Cheong mencatat bahwa kecanduan ini terkait dengan tekanan “untuk mengartikulasikan siapa diri kita melalui harta benda.” Sebaliknya, “inti konsumsi kurang” melepaskan diri dari tren inti tradisional yang dipromosikan oleh para influencer, yang sering kali menjual cetak biru pembelian yang terus berubah yang mewujudkan tren dan estetika terkini. Ia dan Makoni sepakat bahwa pergeseran ini juga mencerminkan meningkatnya seruan akan keaslian dari para kreator konten.
Kini, “menabung itu keren,” kata Makoni — “kami melihat pola yang sangat mirip setelah 2008” selama krisis keuangan. Lebih dari separuh orang dewasa Gen Z — usia 18 hingga 27 tahun — yang disurvei dalam survei tahun 2024 oleh Bank of America menyatakan tingginya biaya hidup sebagai hambatan utama bagi keberhasilan finansial mereka, seraya menambahkan bahwa banyak yang tidak menghasilkan cukup uang untuk menjalani kehidupan yang mereka inginkan.
– Kekhawatiran terhadap keberlanjutan –
“Tren media sosial 'konsumsi kurang' adalah cara lain bagi Gen Z untuk memaksimalkan uang mereka dan bersikap ramah lingkungan pada saat yang sama,” kata Ashley Ross, kepala pengalaman klien konsumen dan tata kelola di Bank of America.
Sementara generasi muda khawatir tentang membuat pilihan yang berkelanjutan, kurangnya otonomi finansial mendorong keputusan mereka. “Jujur saja, tidak ada yang akan mengubah PDB mereka demi keberlanjutan. Kita tidak hidup di dunia seperti itu … Motivasi orang untuk melakukan hal-hal ini selalu untuk menghemat uang,” kata Cheong.
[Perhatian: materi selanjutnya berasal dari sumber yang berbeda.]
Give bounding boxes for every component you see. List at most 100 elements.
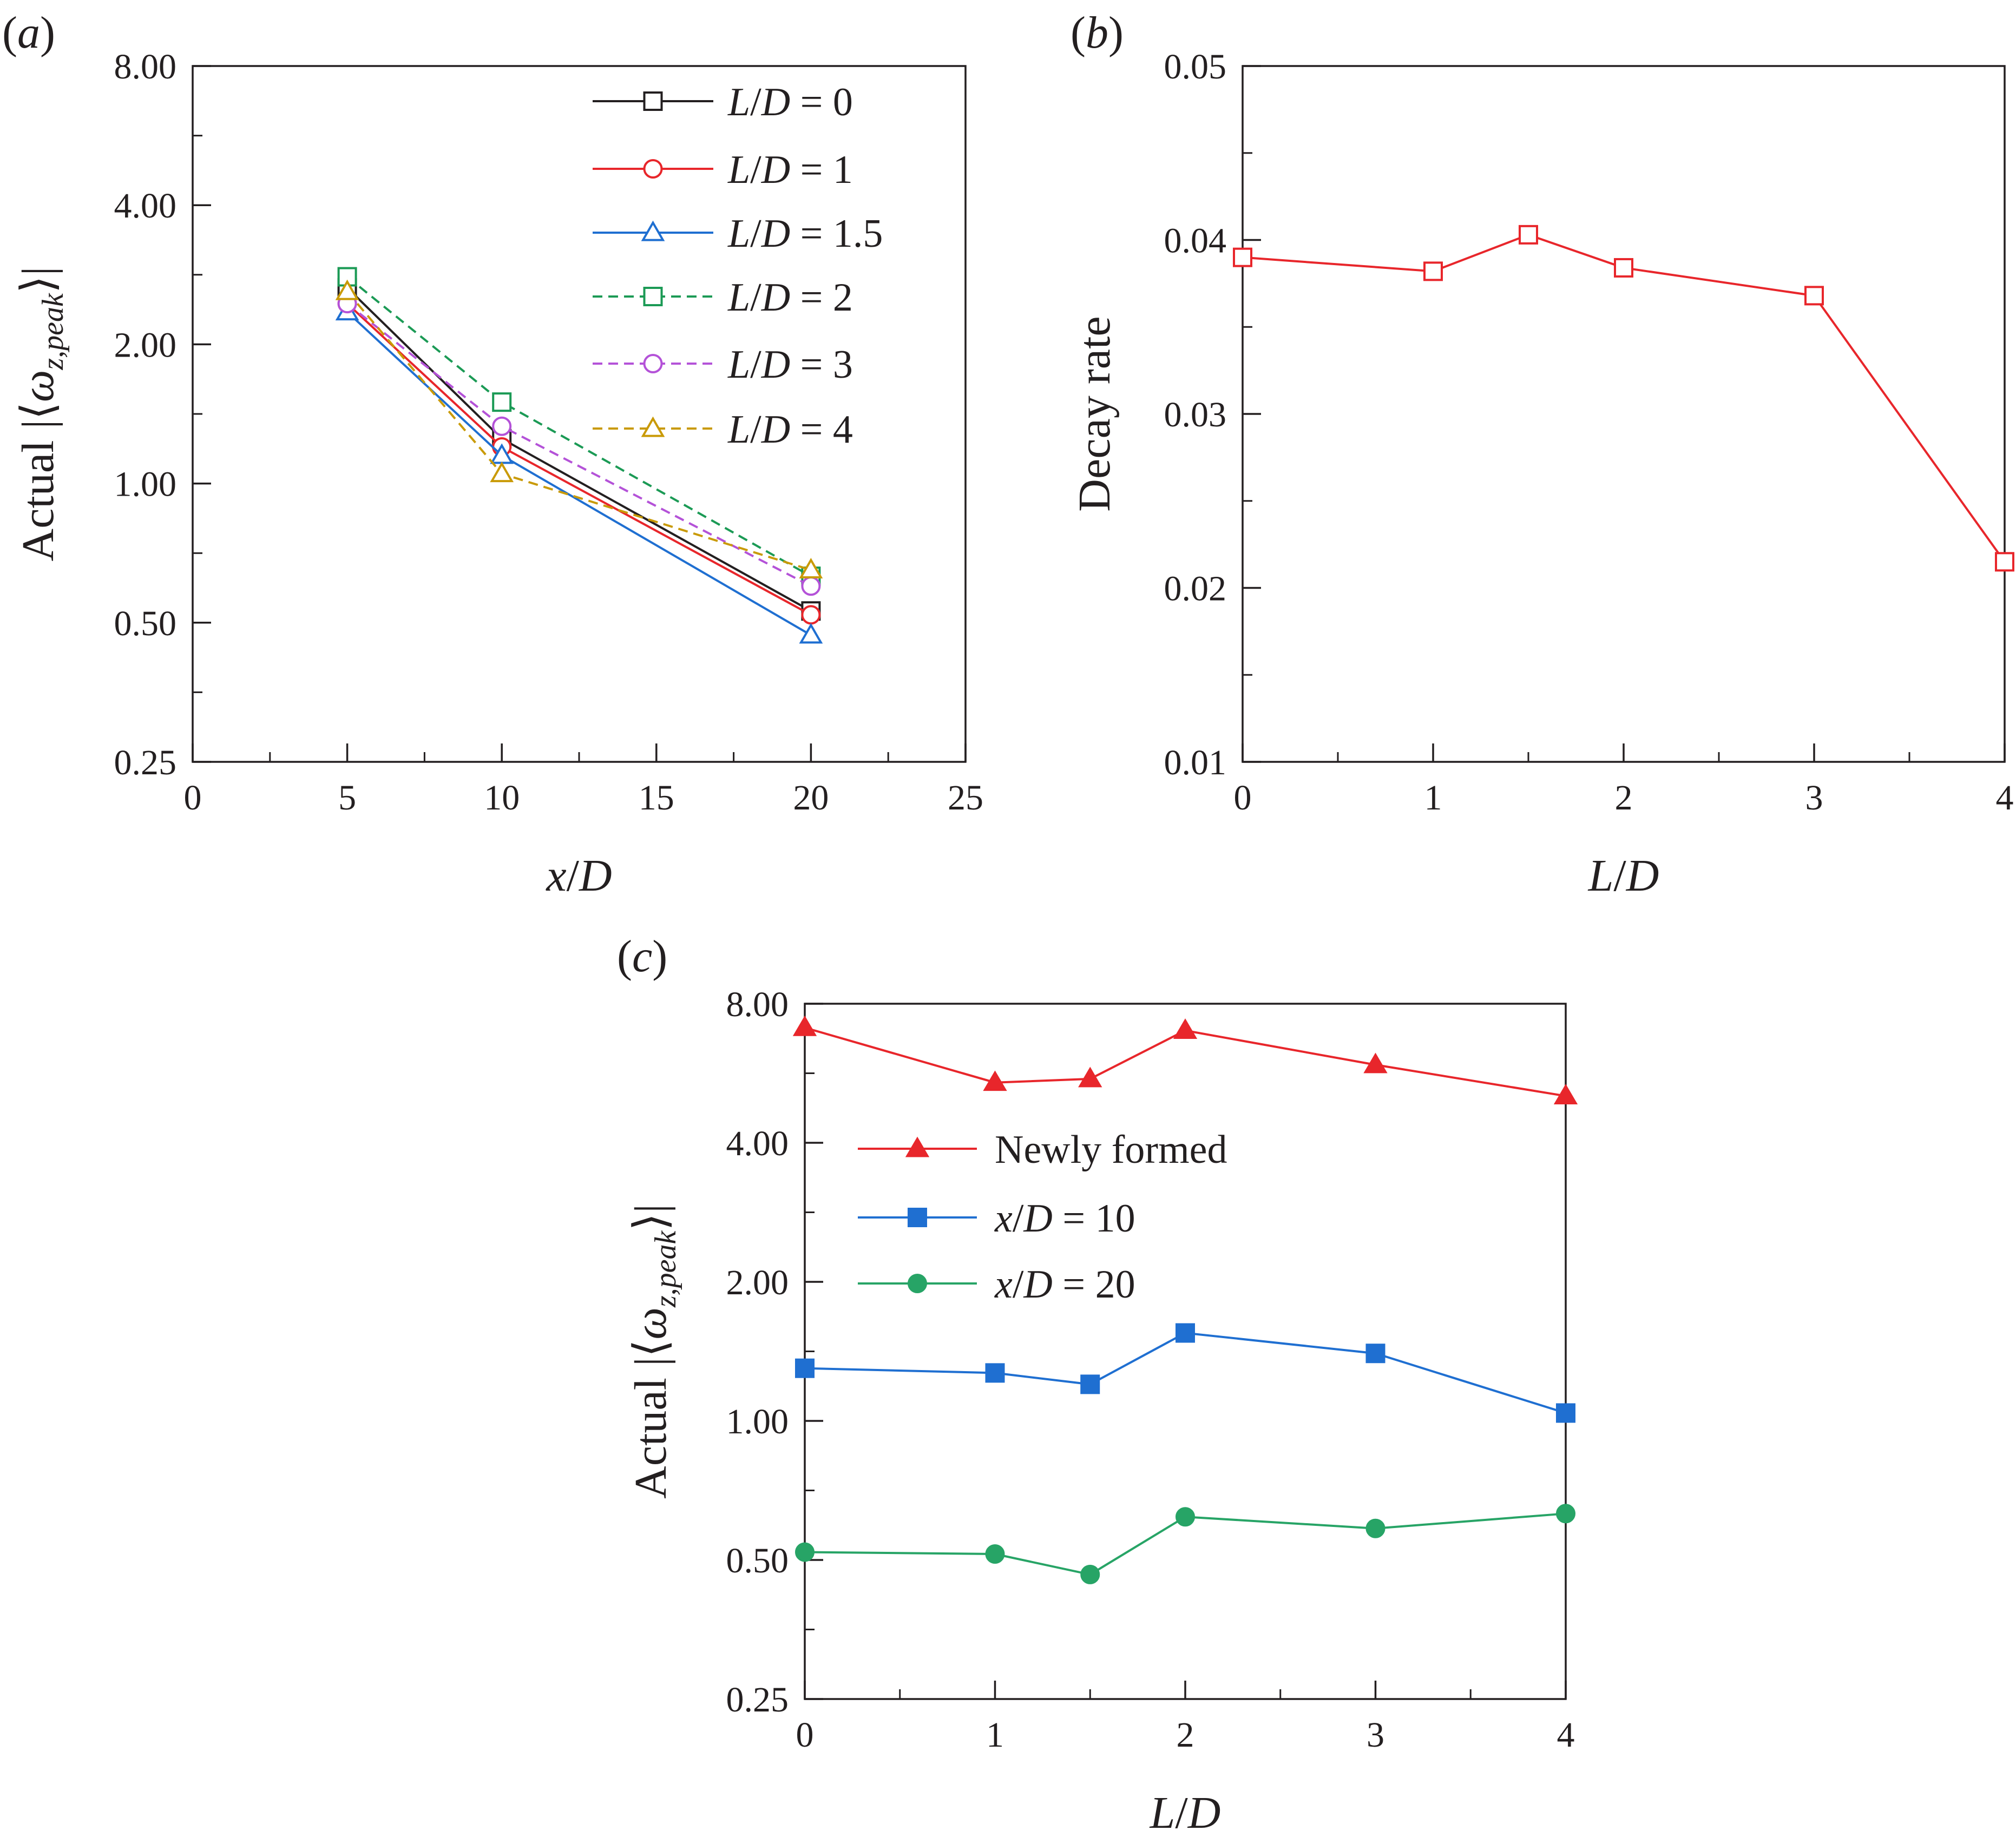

Namun, ia mengatakan kepada AFP bahwa tren “konsumsi rendah” pada akhirnya memberikan pendekatan yang paling mudah diakses untuk keberlanjutan bagi mereka yang menginginkannya. Pesannya sederhana: “Beli lebih sedikit, beli lebih baik.” Inisiatif toko konvensional dengan konsumsi rendah menjangkau lebih banyak profil dan generasi.
Anjali Zielinski, 42, mengikuti lokakarya “Mending 101” di Georgetown, DC dengan harapan memperoleh keterampilan baru. Ia mengajak putrinya, Mina, tujuh tahun, bersamanya. Selain menyediakan saluran bagi kreativitas putrinya, ia berharap kerajinan tersebut akan mengajarkannya “nilai dari barang-barang milik kita dan kerja keras yang dilakukan untuk membuatnya.”
Penafian: Berita ini telah dipublikasikan dari umpan kantor berita dengan suntingan minimal untuk mematuhi panduan gaya WION. Judul berita mungkin telah diubah untuk lebih mencerminkan isi berita atau membuatnya lebih sesuai untuk pembaca WION.